Homophily Outlier Detection in Non-IID Categorical Data

Guansong Pang,Longbing Cao,Ling Chen
DOI: https://doi.org/10.48550/arXiv.2103.11516
2021-03-22
Abstract:Most of existing outlier detection methods assume that the outlier factors (i.e., outlierness scoring measures) of data entities (e.g., feature values and data objects) are Independent and Identically Distributed (IID). This assumption does not hold in real-world applications where the outlierness of different entities is dependent on each other and/or taken from different probability distributions (non-IID). This may lead to the failure of detecting important outliers that are too subtle to be identified without considering the non-IID nature. The issue is even intensified in more challenging contexts, e.g., high-dimensional data with many noisy features. This work introduces a novel outlier detection framework and its two instances to identify outliers in categorical data by capturing non-IID outlier factors. Our approach first defines and incorporates distribution-sensitive outlier factors and their interdependence into a value-value graph-based representation. It then models an outlierness propagation process in the value graph to learn the outlierness of feature values. The learned value outlierness allows for either direct outlier detection or outlying feature selection. The graph representation and mining approach is employed here to well capture the rich non-IID characteristics.
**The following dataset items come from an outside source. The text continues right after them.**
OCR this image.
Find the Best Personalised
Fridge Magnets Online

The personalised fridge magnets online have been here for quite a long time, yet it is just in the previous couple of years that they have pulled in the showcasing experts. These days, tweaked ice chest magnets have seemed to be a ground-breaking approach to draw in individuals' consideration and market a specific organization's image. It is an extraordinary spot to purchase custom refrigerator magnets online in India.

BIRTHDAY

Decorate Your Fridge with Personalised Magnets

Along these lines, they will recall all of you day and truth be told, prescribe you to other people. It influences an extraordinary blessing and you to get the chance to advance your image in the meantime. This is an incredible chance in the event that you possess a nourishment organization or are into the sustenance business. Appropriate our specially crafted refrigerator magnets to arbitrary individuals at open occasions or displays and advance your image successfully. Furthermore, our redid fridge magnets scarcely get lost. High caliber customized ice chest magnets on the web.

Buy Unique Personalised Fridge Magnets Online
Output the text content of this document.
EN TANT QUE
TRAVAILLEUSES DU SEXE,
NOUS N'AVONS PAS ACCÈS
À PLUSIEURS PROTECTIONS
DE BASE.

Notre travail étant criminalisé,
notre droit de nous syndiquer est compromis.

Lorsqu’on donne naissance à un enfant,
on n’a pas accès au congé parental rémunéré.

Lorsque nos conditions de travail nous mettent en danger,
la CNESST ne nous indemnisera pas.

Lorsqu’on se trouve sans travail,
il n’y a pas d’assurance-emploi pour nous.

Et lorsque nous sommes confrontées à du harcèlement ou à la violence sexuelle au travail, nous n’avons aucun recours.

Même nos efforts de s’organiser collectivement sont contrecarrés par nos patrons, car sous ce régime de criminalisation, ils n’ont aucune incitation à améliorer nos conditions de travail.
Our empirical results on 15 real-world data sets with different levels of data complexities show that (i) the proposed outlier detection methods significantly outperform five state-of-the-art methods at the 95%/99% confidence level, achieving 10%-28% AUC improvement on the 10 most complex data sets; and (ii) the proposed feature selection methods significantly outperform three competing methods in enabling subsequent outlier detection of two different existing detectors.
Machine Learning,Artificial Intelligence
What problem does this paper attempt to address?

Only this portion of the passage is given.